There is one delicious irony about this election. At the rate Lieberman’s Party is currently polling, his Party may disappear altogether from Knesset. Those with good memory will remember it was Lieberman himself who spearheaded the legislation raising the threshold from 2.5 to 3.25%. At the time, he expected it would destroy the chances the Israeli Palestinian parties would be represented, since as distinct parties they could not cross the threshold. But they outsmarted him, joined together as a single Joint List, and he may be stuck picking up the pieces of his own political career come election day. “I’m lovin’ it!”

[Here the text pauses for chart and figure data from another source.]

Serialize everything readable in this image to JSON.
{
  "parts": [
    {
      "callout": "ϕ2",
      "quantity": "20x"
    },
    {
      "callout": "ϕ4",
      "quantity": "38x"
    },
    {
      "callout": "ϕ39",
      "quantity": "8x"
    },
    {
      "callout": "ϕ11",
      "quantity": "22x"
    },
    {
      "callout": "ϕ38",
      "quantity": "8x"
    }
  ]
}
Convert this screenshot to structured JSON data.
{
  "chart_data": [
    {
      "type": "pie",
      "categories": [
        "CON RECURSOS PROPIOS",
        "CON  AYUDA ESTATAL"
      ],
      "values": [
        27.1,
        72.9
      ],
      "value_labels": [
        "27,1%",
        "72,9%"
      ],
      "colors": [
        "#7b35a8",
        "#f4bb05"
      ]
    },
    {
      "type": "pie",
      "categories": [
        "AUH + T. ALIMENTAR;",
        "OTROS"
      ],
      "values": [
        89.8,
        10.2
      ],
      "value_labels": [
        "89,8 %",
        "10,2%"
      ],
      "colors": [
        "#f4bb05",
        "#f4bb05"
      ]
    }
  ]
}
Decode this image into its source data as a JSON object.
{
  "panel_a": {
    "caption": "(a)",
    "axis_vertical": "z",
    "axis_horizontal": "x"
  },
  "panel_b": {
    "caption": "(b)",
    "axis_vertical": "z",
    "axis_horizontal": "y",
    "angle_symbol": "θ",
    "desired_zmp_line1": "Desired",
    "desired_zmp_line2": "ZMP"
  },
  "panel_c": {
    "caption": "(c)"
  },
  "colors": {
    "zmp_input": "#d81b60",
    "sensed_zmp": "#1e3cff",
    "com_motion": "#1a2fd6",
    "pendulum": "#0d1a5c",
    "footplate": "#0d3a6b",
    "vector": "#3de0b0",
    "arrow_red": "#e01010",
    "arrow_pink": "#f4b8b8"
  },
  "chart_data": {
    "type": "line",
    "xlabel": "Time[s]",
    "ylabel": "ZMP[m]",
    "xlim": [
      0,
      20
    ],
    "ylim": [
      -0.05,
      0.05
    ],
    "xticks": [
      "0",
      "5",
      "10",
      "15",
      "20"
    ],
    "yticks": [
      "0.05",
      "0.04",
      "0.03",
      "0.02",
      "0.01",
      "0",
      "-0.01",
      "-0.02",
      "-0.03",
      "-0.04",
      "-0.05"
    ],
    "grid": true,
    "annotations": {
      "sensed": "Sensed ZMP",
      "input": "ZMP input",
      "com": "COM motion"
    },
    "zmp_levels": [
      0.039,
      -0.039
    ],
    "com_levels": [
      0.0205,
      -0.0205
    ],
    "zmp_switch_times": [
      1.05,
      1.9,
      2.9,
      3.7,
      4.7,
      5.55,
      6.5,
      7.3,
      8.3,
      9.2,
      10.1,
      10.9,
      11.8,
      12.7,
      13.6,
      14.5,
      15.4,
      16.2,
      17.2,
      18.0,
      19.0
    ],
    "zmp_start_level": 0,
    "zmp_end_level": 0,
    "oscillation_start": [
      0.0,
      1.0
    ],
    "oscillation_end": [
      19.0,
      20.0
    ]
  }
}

If this happens, it will have dramatic repercussions for the political future. The Israeli right is jockeying for position come the day Bibi retires from political life. Until now, the two main contenders have been Naftali Bennett and Lieberman. If Lieberman is eliminated from Knesset along with his entire Party, it will leave Bennett as the only logical standard bearer for the future. In fact, barring any major catastrophes, arrests, scandals, etc. he may be the future inheritor of the right-wing throne. I should add an asterisk here, as Moshe Kahlon is a wildcard. The former Likud darling’s Party has rallied from earlier poll results and appears to be making a last-minute surge. If that continues, he could become the new political flavor of the month, replacing Yair Lapid, who served that role in the last election.
Meretz too has been on the brink of elimination. They currently poll at 6 seats (earlier they were polling at 5). If they fall under 5 they too will disappear. Given their rise in the current poll, they appear safe (just barely).
As an addendum, let’s not forget the undecided voters. From 15-20% have still not made up their minds. My guess is that many of them are former Likud voters disgusted with Netanyahu and unsure whether to return to Likud or switch to Bennett or Lieberman. If I’m right, there could be some uptick in the results for any of these three parties.
This article profiles the undecided voters and notes they are 16% of the total. They are 2/3 women, 63% secular and 56% consider social-economic issues to be primary. That would bode well for Kahlon’s Kulanu Party, since he’s made this an important part of his platform. You’ll recall in the last election no one predicted Yesh Atid’s come-from-nowhere showing of 19 seats. It’s entirely possible this time many of the undecided will move from being former Likud to Kulanu voters. That could sweep the latter past the Joint List as third largest Party, and make it a kingmaker between a left or right-wing coalition. Keep in mind that Kahlon is a former Likud minister. As such his heart will be more in a coalition with his former political colleagues on the right.